Word Prediction: Capstone project

GB
6/5/2016

Shiny app called Word Prediction aims to predict the next word based on already written words.
This app helps saving time while typing the text. Suggested words appear after typing-in starting several words.
The app is only useful if suggested words are predicted correctly and reasonably quickly.
This work is proof-of-concept and future funding is needed for work to further increase the model accuracy.

Support Material

Natural Language Processing is a new topic for me, and following material was used to develop the model:

“Text Mining Infrastructure in R” by Ingo Feinerar, Kurt Hornik and David Meyer published in Journal of Statistical Software, March 2008, V25, 5.

“Implementation of Modified Kneser-Ney Smoothing on Top of Generalized Language Models for New Word Prediction” by Martin Christian Korner, published in Institute for Web Science and Technologies, September 2013.
“An Empirical Study of Smoothing Techniques for Language Modelling” by Stanley F. Chen and Joshua Goodman, published by Center for Research in Computing Technology Harvard University, Cambridge, Massachusetts.
“Natural Language Processing” course by Dan Jurafsky, Christopher Manning (Stanford) offered on Coursera platform (https://class.coursera.org/nlp/lecture)

Data processing for this app was described here: https://rpubs.com/GintasBu/ExplorText.

Model Milestones

Available text was used to build n-gram model.

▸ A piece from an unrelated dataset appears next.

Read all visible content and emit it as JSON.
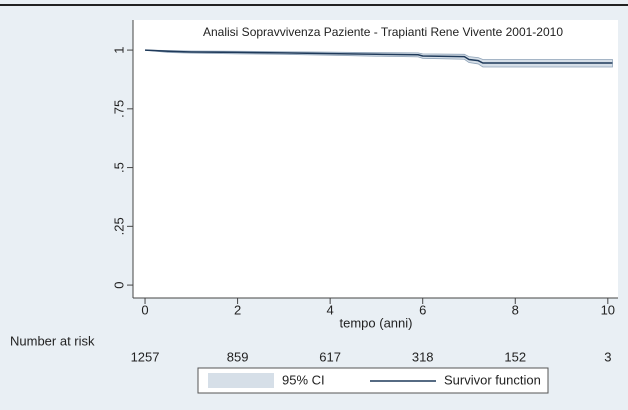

In the final model bi-grams and tri-grams were used. 4-grams were also constructed, however due to response time and available computational resources to run the app, 4-grams were not used.

Number of bi-grams and tri-grams were reduced by forcing the n-gram to contain at least one word that was one the list of 1000 the most popular words. Bi-grams were reduced to about 81% of the initial bi-gram number and tri-grams to 90%.
Kneser-Ney smoothing was chosen as one of the better performing smoothing techniques as reported in above mentioned literature.
To reduce the response time (time that takes the app to predict next word) the smoothing Kneser_Ney smoothing was only applied to bi-grams.
To further reduce the response time index tables were build for bi-grams.
Input text is stemmed, punctuation, numbers and stop-words removed. The predicted words are stemmed and stop-words removed. Predicting words that are not stop-words are more useful.

Model Performance

To test the app model performance 1000 sentences were chosen from the provided blogs text file. Those sentences were first 1000 sentences that were not used in constructing n-grams. This was assured from using set.seed command in building n-grams and during the test inverting the same seed results. In selection for test:

set.seed(123456)
i<-rbinom(length(text), 1, 0.1)
text3<-text[which(i==0)]
text4<-text3[1:1000]

Selected sentences were pre-processed the same way as for the model: including bad and stop words removal and stemming. Sentences that had less than 3 words left after the pre-processing were removed. That left 928 sentences to test. In test sentences the last word was removed, and the remaining part of the sentences was used to predict the last word. The predicted word was compared to the removed word. In 113 out of 928 the prediction was correct, in percent yielding to:

[1] 12.2

Future work

Model improvements can be done in following steps:

Increase the size of text used to build n-grams. Currently only 10% of blogs, news and twitter text files were used. The reduced size was used due to limitations of computational resources and time allotted.
Build index table for tri-grams. Currently applying Kneser-Ney smoothing on tri-gram for word prediction is close to impossible due to computational time. In word prediction problem the smoothing is applied in real time and to reduce the computation time index tables are needed.
Include 4-grams with smoothing. Build index tables.